Observando su reflejo, Anais llegó a la conclusión de que poco podía hacer con su cara, sus granos, su nariz aguileña y sus ojeras. Realmente, los adolescentes eran por lo general bastante feos y ella, a sus catorce años, no iba a ser menos. Como a todas las chicas, le hubiera gustado tener un cuerpo de infarto y una cara de rasgos hermosos, quizás incluso exóticos, de esos que cortan la respiración y no se olvidan jamás. Pero era consciente de que eso solo sucedía en las películas y en aquellas novelas románticas que tanto le gustaba leer.

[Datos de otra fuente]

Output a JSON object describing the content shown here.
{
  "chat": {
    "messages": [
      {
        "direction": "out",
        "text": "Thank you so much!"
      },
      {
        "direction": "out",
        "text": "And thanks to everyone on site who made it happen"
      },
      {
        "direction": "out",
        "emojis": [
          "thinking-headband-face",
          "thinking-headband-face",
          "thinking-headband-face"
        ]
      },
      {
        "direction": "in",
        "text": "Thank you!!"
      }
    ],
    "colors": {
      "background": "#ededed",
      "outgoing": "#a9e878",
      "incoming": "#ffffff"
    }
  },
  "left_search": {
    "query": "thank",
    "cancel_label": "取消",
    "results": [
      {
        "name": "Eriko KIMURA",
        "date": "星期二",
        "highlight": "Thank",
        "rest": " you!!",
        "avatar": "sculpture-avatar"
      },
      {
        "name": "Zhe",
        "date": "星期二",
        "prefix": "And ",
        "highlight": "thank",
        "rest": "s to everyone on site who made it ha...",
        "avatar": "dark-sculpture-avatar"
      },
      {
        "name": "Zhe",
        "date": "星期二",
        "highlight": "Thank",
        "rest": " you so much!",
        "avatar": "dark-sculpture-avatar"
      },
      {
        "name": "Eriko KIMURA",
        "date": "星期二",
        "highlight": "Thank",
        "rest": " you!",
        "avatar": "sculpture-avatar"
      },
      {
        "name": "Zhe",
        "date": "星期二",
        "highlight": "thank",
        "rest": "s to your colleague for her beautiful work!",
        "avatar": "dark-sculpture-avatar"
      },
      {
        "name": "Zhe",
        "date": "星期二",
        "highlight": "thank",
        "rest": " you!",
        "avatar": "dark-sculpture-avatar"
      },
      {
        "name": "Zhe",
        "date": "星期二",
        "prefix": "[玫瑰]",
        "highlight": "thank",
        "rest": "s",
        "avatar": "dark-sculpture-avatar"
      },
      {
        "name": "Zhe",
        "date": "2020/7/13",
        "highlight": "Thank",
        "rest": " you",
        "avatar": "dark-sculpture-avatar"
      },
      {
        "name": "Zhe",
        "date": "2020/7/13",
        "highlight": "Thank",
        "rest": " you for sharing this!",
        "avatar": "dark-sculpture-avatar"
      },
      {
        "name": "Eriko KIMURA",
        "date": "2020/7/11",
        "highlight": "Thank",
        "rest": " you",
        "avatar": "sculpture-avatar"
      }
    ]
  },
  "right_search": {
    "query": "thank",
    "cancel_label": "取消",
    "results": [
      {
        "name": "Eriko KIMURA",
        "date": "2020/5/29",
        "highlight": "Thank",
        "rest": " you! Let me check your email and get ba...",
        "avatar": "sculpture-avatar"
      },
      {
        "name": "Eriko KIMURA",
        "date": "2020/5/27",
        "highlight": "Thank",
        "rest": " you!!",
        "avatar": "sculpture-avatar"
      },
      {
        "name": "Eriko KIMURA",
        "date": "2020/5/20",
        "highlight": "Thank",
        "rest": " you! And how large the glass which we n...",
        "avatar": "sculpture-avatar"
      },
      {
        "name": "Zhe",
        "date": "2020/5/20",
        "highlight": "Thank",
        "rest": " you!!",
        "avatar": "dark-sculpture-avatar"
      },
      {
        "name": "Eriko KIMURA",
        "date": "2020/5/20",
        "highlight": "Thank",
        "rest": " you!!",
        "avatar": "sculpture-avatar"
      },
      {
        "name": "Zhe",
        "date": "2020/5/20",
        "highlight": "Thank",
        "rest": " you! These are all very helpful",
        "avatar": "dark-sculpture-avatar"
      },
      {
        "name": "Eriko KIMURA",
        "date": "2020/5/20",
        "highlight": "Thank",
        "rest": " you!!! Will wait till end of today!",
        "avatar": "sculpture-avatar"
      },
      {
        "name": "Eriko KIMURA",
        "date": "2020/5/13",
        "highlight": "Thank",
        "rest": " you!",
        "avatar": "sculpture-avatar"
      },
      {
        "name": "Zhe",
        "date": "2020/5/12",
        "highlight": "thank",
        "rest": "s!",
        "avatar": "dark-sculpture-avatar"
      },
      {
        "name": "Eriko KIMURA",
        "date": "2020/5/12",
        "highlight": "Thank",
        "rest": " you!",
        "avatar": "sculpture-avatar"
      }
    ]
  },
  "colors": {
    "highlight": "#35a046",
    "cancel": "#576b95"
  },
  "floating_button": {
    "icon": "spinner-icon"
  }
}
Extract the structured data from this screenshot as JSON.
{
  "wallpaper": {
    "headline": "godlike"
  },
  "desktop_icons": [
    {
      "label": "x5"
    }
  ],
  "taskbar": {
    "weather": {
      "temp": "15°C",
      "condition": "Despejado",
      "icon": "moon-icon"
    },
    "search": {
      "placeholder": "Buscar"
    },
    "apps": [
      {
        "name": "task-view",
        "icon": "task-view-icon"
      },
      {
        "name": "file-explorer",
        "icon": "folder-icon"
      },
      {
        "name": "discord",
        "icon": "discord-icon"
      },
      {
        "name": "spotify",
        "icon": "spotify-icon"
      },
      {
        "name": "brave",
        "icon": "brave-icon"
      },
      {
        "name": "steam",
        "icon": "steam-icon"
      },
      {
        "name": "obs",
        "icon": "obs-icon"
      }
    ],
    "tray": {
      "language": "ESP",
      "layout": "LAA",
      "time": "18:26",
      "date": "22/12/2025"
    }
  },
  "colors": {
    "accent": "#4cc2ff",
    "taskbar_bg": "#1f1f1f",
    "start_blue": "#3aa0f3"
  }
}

Al final, se separó del espejo con un bufido de insatisfacción. Decidió que no valía la pena preocuparse por algo que no estaba en su mano cambiar. Además, en teoría, los granos desaparecían con el tiempo y las ojeras con una buena noche de sueño; la nariz, desgraciadamente, no tenía solución. Deseó que, al menos, los años le afinaran un poco aquel rostro aniñado y le definieran los rasgos.

Entonces, se preguntó por qué estaba pensando aquellas tonterías. Parecía una niña tonta e insegura analizando su cuerpo todo el rato, como si de un maniquí se tratara. Se sintió bastante estúpida, pero se justificó pensando que todo era debido a la ansiedad que la carcomía por dentro.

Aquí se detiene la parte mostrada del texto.